Future City

Vanessa Boni, Deena Chalabi, Michelle Dezember


Future City Forum, Liverpool John Moores University, September 2013.
Future City Forum, Liverpool John Moores University, September 2013.

Stages is Liverpool Biennial’s online journal. Each issue shifts its editorial attention in relation to the concerns of the biennial’s programme and its work to embed itself in the urban context of Liverpool.

Issue one of Stages presents insights, propositions and interventions produced during a year-long partnership between Liverpool Biennial and Mathaf: Arab Museum of Modern Art. It follows Future City, a two-part forum that took place in Liverpool in September 2013 and Doha in December 2013. These forums invited a diverse range of contributors to commentate and speculate on significant changes occurring in urban centres globally.

Doha and Liverpool are complex and contrary cities. Their distinct geographies, histories and politics determine very different narratives of urban regeneration and civic participation. In the context of large-scale urban transformation taking place with projects such as Msheireb in Doha or the upcoming Liverpool Waters development on Merseyside’s docklands, Future City investigated our individual, institutional and collective stake in the creation of our urban futures.
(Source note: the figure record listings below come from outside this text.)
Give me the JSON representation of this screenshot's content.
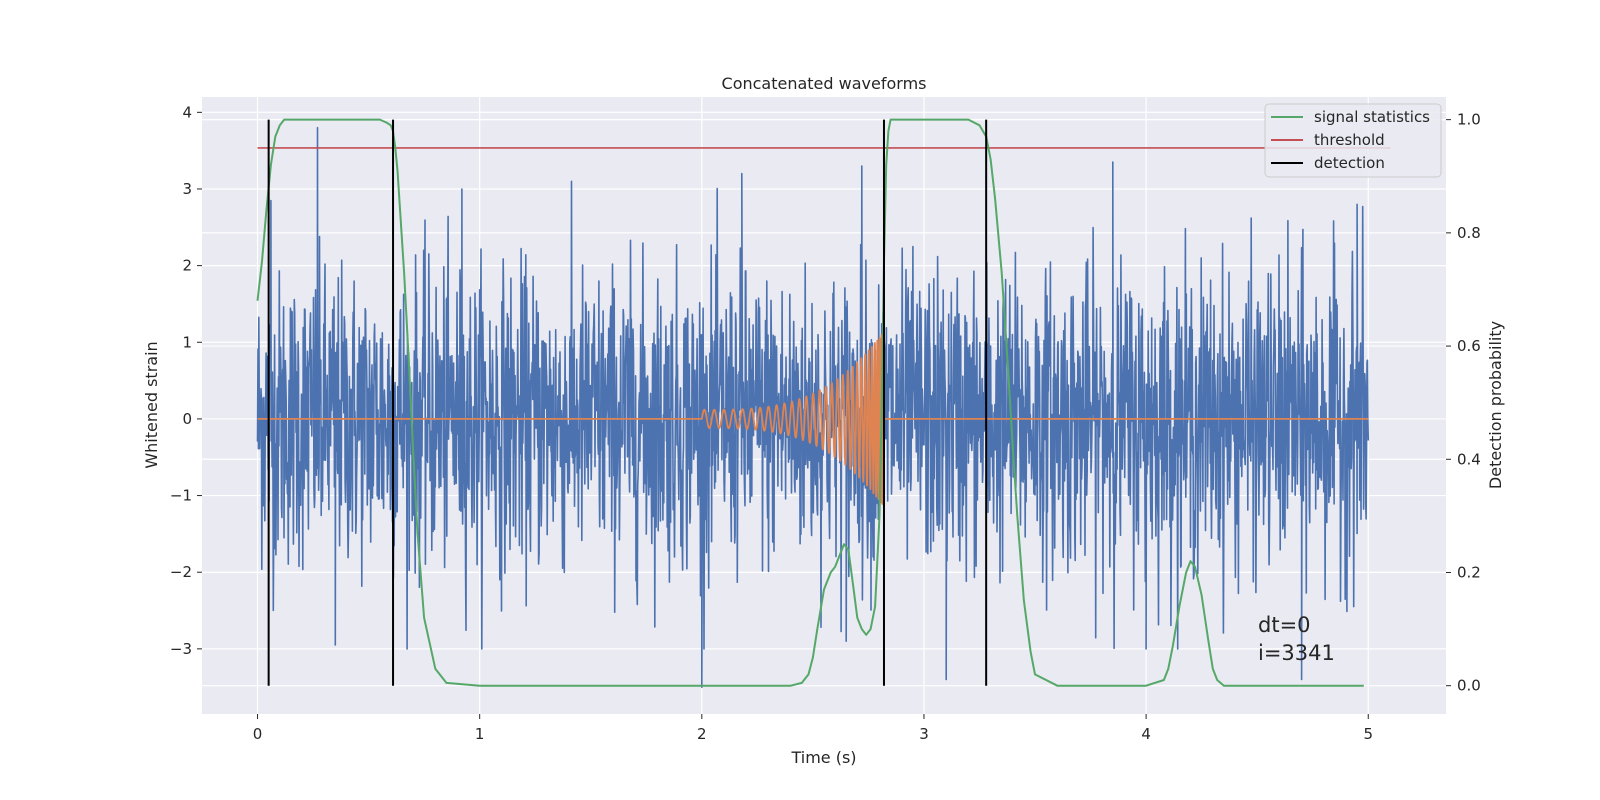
{
  "chart_data": {
    "type": "line",
    "title": "Concatenated waveforms",
    "xlabel": "Time (s)",
    "ylabel": "Whitened strain",
    "y2label": "Detection probability",
    "xlim": [
      -0.25,
      5.35
    ],
    "ylim": [
      -3.85,
      4.2
    ],
    "y2lim": [
      -0.05,
      1.04
    ],
    "x_ticks": [
      0,
      1,
      2,
      3,
      4,
      5
    ],
    "y_ticks": [
      -3,
      -2,
      -1,
      0,
      1,
      2,
      3,
      4
    ],
    "y2_ticks": [
      0.0,
      0.2,
      0.4,
      0.6,
      0.8,
      1.0
    ],
    "x_tick_labels": [
      "0",
      "1",
      "2",
      "3",
      "4",
      "5"
    ],
    "y_tick_labels": [
      "−3",
      "−2",
      "−1",
      "0",
      "1",
      "2",
      "3",
      "4"
    ],
    "y2_tick_labels": [
      "0.0",
      "0.2",
      "0.4",
      "0.6",
      "0.8",
      "1.0"
    ],
    "grid": true,
    "legend_position": "top-right",
    "legend": [
      {
        "label": "signal statistics",
        "color": "#55a868"
      },
      {
        "label": "threshold",
        "color": "#c44e52"
      },
      {
        "label": "detection",
        "color": "#000000"
      }
    ],
    "series": [
      {
        "kind": "noise",
        "axis": "left",
        "color": "#4c72b0",
        "x_range": [
          0,
          5
        ],
        "envelope_approx": [
          -2.0,
          2.0
        ],
        "peaks": [
          {
            "x": 0.27,
            "y": 3.8
          },
          {
            "x": 0.06,
            "y": 2.85
          },
          {
            "x": 0.92,
            "y": 3.0
          },
          {
            "x": 2.18,
            "y": 3.2
          },
          {
            "x": 2.72,
            "y": 3.3
          },
          {
            "x": 3.85,
            "y": 3.35
          },
          {
            "x": 4.95,
            "y": 2.8
          },
          {
            "x": 2.0,
            "y": -3.5
          },
          {
            "x": 3.1,
            "y": -3.4
          },
          {
            "x": 4.7,
            "y": -3.4
          },
          {
            "x": 0.35,
            "y": -2.95
          },
          {
            "x": 2.65,
            "y": -2.9
          },
          {
            "x": 4.0,
            "y": -3.0
          }
        ]
      },
      {
        "kind": "chirp",
        "axis": "left",
        "color": "#dd8452",
        "zero_until": 2.0,
        "chirp_range": [
          2.0,
          2.82
        ],
        "amplitude_start": 0.12,
        "amplitude_peak": 1.15,
        "zero_after": 2.82
      },
      {
        "name": "signal statistics",
        "axis": "right",
        "color": "#55a868",
        "x": [
          0.0,
          0.02,
          0.04,
          0.06,
          0.08,
          0.1,
          0.12,
          0.15,
          0.2,
          0.3,
          0.5,
          0.55,
          0.58,
          0.6,
          0.61,
          0.62,
          0.63,
          0.64,
          0.66,
          0.68,
          0.7,
          0.72,
          0.75,
          0.8,
          0.85,
          1.0,
          1.5,
          2.0,
          2.4,
          2.45,
          2.48,
          2.5,
          2.52,
          2.55,
          2.58,
          2.6,
          2.62,
          2.64,
          2.66,
          2.68,
          2.7,
          2.72,
          2.74,
          2.76,
          2.78,
          2.8,
          2.81,
          2.82,
          2.83,
          2.84,
          2.85,
          2.86,
          2.9,
          3.0,
          3.2,
          3.25,
          3.28,
          3.3,
          3.32,
          3.35,
          3.38,
          3.4,
          3.42,
          3.45,
          3.48,
          3.5,
          3.6,
          4.0,
          4.08,
          4.1,
          4.12,
          4.15,
          4.18,
          4.2,
          4.22,
          4.25,
          4.28,
          4.3,
          4.32,
          4.35,
          4.5,
          4.98
        ],
        "values": [
          0.68,
          0.75,
          0.84,
          0.92,
          0.97,
          0.99,
          1.0,
          1.0,
          1.0,
          1.0,
          1.0,
          1.0,
          0.995,
          0.99,
          0.98,
          0.95,
          0.91,
          0.85,
          0.73,
          0.58,
          0.42,
          0.27,
          0.12,
          0.03,
          0.005,
          0.0,
          0.0,
          0.0,
          0.0,
          0.005,
          0.02,
          0.05,
          0.1,
          0.17,
          0.2,
          0.21,
          0.23,
          0.25,
          0.24,
          0.18,
          0.12,
          0.1,
          0.09,
          0.1,
          0.14,
          0.3,
          0.5,
          0.75,
          0.92,
          0.98,
          1.0,
          1.0,
          1.0,
          1.0,
          1.0,
          0.99,
          0.97,
          0.93,
          0.86,
          0.73,
          0.55,
          0.42,
          0.3,
          0.15,
          0.06,
          0.02,
          0.0,
          0.0,
          0.01,
          0.03,
          0.07,
          0.14,
          0.2,
          0.22,
          0.21,
          0.16,
          0.08,
          0.03,
          0.01,
          0.0,
          0.0,
          0.0
        ]
      },
      {
        "name": "threshold",
        "axis": "right",
        "color": "#c44e52",
        "x": [
          0.0,
          5.1
        ],
        "values": [
          0.95,
          0.95
        ]
      },
      {
        "name": "detection",
        "axis": "right",
        "color": "#000000",
        "vlines_x": [
          0.05,
          0.61,
          2.82,
          3.28
        ],
        "vline_range": [
          0.0,
          1.0
        ]
      }
    ],
    "annotations": [
      "dt=0",
      "i=3341"
    ]
  }
}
In their attempts to imagine ways of improving the social, economic and ecological prospects of our cities, the authors of these texts recognise the importance ofa critical public sphere that goes beyond the utopian. Saskia Sassen and Irit Rogoff reflect on protest as a way of recovering the process of making citizenship, and on the value of indeterminacy in our global urban future. Architectural historian Nasser Rabbat argues for the need to deconstruct passive, nostalgic or fantastic visions of the future in architecture, in favour of a greater awareness of the civic. Noura Al Sayeh reflects on how are we are impacted by our reliance on natural resources, and how this affects our sense of what ispossible in the public realm.

Artists, theorists, academics, writers, geographers and architects were invited to select material for Futurist Library 620BC – 2013, which includes science fiction, non-fiction, journals, film and other specialist material as a tool kit to help us think about how to work towards a future city.